Abstract
The human immunodeficiency virus encodes an aspartic protease which is responsible for posttranslational proteolytic processing of the gag and gag-pol polyprotein gene products into mature functional proteins. Following these proteolytic activities, the viral particle undergoes a morphological transformation from non-infectious to infectious virions. Despite the widespread availability of drugs for blocking this proteolytic activity, treatment of AIDS is still a work in progress. Drugs that belong to the class of protease inhibitors bind to the active site of HIV protease. In general the active site is considered to be fairly rigid and the inhibitor fills this cavity by exhibiting chemical and geometrical complementarity to the amino-acid residues of the protein.
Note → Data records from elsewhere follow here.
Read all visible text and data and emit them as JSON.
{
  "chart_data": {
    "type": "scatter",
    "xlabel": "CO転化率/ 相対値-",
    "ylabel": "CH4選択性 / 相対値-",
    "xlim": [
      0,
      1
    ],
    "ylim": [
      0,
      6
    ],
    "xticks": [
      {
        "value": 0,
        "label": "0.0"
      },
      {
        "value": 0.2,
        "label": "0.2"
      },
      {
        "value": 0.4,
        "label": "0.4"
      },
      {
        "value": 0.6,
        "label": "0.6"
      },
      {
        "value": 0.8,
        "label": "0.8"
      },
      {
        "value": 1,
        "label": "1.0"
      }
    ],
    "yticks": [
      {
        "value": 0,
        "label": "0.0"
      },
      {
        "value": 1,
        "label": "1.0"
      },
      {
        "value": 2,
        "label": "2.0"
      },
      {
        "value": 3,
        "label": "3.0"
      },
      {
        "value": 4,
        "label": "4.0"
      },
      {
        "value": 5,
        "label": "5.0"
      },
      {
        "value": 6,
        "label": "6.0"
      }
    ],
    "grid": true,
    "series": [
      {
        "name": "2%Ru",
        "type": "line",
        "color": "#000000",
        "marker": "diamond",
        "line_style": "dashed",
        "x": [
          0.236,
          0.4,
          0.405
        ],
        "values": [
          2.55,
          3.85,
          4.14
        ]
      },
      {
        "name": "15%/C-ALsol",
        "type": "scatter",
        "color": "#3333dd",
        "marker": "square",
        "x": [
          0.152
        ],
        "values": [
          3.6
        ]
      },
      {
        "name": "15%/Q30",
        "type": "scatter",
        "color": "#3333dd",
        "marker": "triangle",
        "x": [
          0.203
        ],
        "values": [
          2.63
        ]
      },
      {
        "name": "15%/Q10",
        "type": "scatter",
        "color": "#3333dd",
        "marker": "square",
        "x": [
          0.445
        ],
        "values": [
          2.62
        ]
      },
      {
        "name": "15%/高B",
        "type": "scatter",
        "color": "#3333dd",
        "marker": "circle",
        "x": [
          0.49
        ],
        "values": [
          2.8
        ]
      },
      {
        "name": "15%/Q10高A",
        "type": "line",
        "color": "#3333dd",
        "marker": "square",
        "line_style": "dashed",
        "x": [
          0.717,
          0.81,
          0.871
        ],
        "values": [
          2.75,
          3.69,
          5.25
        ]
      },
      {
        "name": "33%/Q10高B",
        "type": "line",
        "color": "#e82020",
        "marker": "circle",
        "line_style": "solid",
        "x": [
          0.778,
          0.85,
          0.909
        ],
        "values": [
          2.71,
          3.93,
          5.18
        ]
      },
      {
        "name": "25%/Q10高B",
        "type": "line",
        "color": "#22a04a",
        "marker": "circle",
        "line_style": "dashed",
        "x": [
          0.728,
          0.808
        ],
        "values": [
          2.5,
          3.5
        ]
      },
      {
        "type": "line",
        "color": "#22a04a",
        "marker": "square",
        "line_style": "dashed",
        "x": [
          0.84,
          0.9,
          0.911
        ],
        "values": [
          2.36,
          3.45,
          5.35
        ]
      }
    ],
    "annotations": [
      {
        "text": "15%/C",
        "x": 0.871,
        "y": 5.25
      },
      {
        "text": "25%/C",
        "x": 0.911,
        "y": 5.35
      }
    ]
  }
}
Different drugs predominantly differ in the way they organize themselves inside the active site of the enzyme, as revealed by X-ray three-dimensional structure of the enzyme/drug complex. For this reason, X-ray crystallographic data play a major role in rational design of AIDS drugs. Efficient and accurate indexing of inhibitor compounds and their components that target specific pockets of the enzyme is crucial for rapid and reliable inhibitor structure comparison and drug design studies. The work presented in this study describes the application of a developmental version of a new IUPAC standard to index inhibitors and we illustrate its use in a web resource for AIDS inhibitors (
http://xpdb.nist.gov/hivsdb/hivsdb.html). The index, called IUPAC-International Chemical Identifier (InChI), is generated in several steps using the 3-D structure data for an inhibitor. The HIV Structural Reference Database (HIVSDB) website has received over 1.3 million hits during the last seven months.